Begitu pula tahapan-tahapan pemberiannya,
seperti harus memiliki Naskah Akademik (NA, yang memuat apa, kenapa, dan
mengapa gelrat tersebut diberikan), telah melalui rapat Badan Pertimbangan Fakultas
(BPF), dan melalui Tim Ad Hock , belum ditempuh/tidak diindahkan. Tiga tahapan vital
yang tak boleh diabaikan. Kok bisa? Aneh tapi nyata
Oleh karena itu teranglah
bahwa pemberian gelar doktor bagi Muhaimin Iskandar tidak memenuhi persyaratan.
Apa dasar kelayakan prestasinya? Apa kontribusinya kepada bangsa dan negara,
khususnya Unair? Apa karya besarnya...urai Kris Nugroho dan Airlangga Pribadi
yang menjadi juru bicara penolakan gelar doktor tersebut.
Namun apapun dalihnya
gelar itu tetap diberikan. Anjing menggonggong kafilah jalan terus seakan akan menjadi
prinsip pemberi gelar/Rektor. Prinsip yang seharusnya tidak boleh mengemuka di
perguran tinggi, mengingat perguruan tinggi adalah lembaga yang tujuan utamanya
adalah mempertahankan kebenaran atau moral, alias sakral.
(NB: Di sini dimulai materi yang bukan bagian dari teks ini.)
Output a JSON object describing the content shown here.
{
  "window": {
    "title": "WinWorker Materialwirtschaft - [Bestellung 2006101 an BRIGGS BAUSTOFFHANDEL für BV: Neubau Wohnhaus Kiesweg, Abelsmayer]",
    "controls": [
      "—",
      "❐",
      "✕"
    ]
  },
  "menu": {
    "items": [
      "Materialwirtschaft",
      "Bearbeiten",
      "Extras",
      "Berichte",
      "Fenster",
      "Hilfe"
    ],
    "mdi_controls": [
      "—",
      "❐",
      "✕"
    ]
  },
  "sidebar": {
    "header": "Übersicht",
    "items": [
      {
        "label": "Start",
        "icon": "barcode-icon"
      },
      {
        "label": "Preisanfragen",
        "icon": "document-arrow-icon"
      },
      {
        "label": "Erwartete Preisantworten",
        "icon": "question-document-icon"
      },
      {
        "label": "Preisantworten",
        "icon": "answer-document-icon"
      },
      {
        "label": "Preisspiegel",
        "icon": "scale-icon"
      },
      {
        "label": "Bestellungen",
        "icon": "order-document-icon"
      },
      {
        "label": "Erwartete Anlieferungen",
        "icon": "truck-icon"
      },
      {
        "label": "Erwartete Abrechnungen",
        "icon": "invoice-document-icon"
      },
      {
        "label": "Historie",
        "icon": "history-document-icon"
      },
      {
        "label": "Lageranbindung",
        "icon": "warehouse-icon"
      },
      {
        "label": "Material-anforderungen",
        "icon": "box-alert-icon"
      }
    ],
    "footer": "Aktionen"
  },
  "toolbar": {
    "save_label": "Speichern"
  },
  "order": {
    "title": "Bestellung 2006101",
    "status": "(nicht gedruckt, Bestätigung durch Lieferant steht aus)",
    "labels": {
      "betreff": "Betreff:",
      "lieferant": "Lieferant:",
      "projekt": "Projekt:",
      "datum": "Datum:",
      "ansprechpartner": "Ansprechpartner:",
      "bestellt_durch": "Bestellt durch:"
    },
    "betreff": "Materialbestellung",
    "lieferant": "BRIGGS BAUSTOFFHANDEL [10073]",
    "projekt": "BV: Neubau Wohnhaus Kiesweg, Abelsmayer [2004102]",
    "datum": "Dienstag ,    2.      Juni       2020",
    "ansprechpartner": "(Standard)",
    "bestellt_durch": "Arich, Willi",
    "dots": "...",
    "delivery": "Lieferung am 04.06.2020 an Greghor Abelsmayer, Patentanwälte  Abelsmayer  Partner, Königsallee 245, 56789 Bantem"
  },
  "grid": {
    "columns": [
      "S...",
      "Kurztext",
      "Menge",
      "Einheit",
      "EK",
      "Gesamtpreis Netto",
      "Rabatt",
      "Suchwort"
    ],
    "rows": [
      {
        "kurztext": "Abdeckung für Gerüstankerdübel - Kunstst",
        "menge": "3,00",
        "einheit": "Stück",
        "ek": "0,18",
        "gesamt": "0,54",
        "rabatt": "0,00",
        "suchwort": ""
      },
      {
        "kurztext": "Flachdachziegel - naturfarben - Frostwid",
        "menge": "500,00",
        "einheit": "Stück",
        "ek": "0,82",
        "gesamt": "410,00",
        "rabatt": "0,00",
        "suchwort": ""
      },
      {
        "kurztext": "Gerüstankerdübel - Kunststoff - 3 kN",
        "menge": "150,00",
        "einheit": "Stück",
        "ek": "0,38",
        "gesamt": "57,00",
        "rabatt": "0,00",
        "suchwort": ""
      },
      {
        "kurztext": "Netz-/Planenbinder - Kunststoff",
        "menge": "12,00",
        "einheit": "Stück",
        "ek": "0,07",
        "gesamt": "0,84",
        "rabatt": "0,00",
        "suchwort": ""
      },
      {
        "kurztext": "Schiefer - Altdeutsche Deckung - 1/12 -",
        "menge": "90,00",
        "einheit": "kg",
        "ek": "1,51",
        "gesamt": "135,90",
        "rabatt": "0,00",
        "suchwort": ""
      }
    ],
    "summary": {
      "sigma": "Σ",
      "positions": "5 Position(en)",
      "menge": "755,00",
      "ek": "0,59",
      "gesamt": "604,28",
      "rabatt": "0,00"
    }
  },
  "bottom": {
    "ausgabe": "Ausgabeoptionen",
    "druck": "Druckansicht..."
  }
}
Lembaga yang dalam setiap keputusannya selalu
mempertimbangkan matang-matang “logika, etika, dan estetika” dari suatu out put
ilmiah. Bukan pertimbangan-pertimbangan praktis-pragmatis, apalagi
transaksional, sebagaimana yang berlaku di lembaga-lembaga lain.
Perguruan tinggi
sebagaimana hakikinya yang khas, yakni pejuang kebenaran, harus berada di atas
lembaga-lembaga lain. Ia harus menyuarakan suara-suara kenabiannya apabila ada
masalah-masalah di lembaga lain, seperti di lembaga politik dan lembaga
ekonomi. Begitu pula bila ada problematik ditengah-tengah masyarakat, perguruan
tinggi harus memberi jalan keluar, sebagai wujud dari pengabdiannya (tridharmanya
PT)
Akan tetapi orientasi,
nilai-nilai, dan cita-cita demikian kecenderungannya tinggal di atas kertas.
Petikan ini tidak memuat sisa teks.